A resident of the Hudson Valley since 1988, he is invested in bringing safe and comforting end-of-life care to people in need. His participation on CFD’s board of directors has been invaluable. His generous financial support made it possible for CFD to purchase a home in a quiet neighborhood in Kingston.
It’s a local move in a more compassionate direction. The thing about death is that many of us no longer know how to die. In our contemporary culture, it’s all so dreadful and unpredictable. Any plans we might have had the foresight to make may become moot in the end, anyway, based as they are in a far-off and unimaginable future. With no control over how or when death happens, we protect ourselves with denial — which is no way to live fully.
Gooch realizes that everyone deserves the option of dying in as much security and familiarity as possible. His vision for a good death is aligned with CFD’s founders’ vision, which is grounded in the philosophy that as a community we all should take care of each other. It makes us, the living, better people.
Gooch’s commitment to promoting the mission of CFD comes from recognizing what is needed now — and what is most often unavailable to those community members who in their last days cannot afford expensive private care or who simply prefer to die in a safe, home-like setting.

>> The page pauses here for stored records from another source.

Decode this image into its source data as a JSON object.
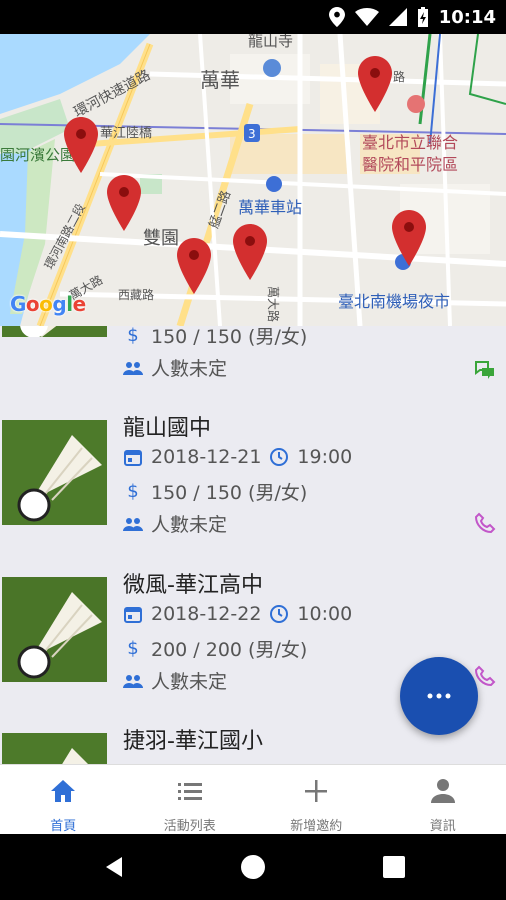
{
  "status_bar": {
    "time": "10:14",
    "icons": [
      "location-icon",
      "wifi-icon",
      "signal-icon",
      "battery-charging-icon"
    ]
  },
  "map": {
    "labels": {
      "longshan_temple": "龍山寺",
      "wanhua": "萬華",
      "huanhe_expressway": "環河快速道路",
      "huajiang_bridge": "華江陸橋",
      "riverside_park": "園河濱公園",
      "hospital": "臺北市立聯合\n醫院和平院區",
      "wanhua_station": "萬華車站",
      "shuangyuan": "雙園",
      "huanhe_south_rd": "環河南路二段",
      "wanda_rd": "萬大路",
      "xiyuan_rd": "西藏路",
      "jinjing_rd": "艋二路",
      "gaoda_rd": "萬大路",
      "nanjichang_market": "臺北南機場夜市",
      "road_shield": "3",
      "lu_suffix": "路"
    },
    "google_logo": "Google"
  },
  "events": [
    {
      "title": "",
      "date": "",
      "time": "",
      "price": "150 / 150 (男/女)",
      "people": "人數未定",
      "action": "chat-icon"
    },
    {
      "title": "龍山國中",
      "date": "2018-12-21",
      "time": "19:00",
      "price": "150 / 150 (男/女)",
      "people": "人數未定",
      "action": "phone-icon"
    },
    {
      "title": "微風-華江高中",
      "date": "2018-12-22",
      "time": "10:00",
      "price": "200 / 200 (男/女)",
      "people": "人數未定",
      "action": "phone-icon"
    },
    {
      "title": "捷羽-華江國小",
      "date": "",
      "time": "",
      "price": "",
      "people": "",
      "action": ""
    }
  ],
  "fab": {
    "icon": "more-horiz-icon"
  },
  "bottom_nav": {
    "items": [
      {
        "label": "首頁",
        "icon": "home-icon",
        "active": true
      },
      {
        "label": "活動列表",
        "icon": "list-icon",
        "active": false
      },
      {
        "label": "新增邀約",
        "icon": "plus-icon",
        "active": false
      },
      {
        "label": "資訊",
        "icon": "person-icon",
        "active": false
      }
    ]
  },
  "colors": {
    "accent": "#2f6fd6",
    "fab": "#1a4fb0",
    "pin": "#d32f2f",
    "chat": "#3aa53a",
    "phone": "#c257c9"
  }
}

“In the end my wife died in the best way possible — on our bed with all of us around her,” Gooch said. “That is why I’m doing this. The ones who can do it are not the ones we’re worried about. It’s the ones who end up getting sent to an ER for two days, then get taken upstairs, and then plans are made for them to go to a nursing home. A home for the dying is a supreme contrast to that.”
To that end, a capital campaign with the goal of opening the doors to the Hudson Valley’s first comfort care home for the dying in 2020 is under way.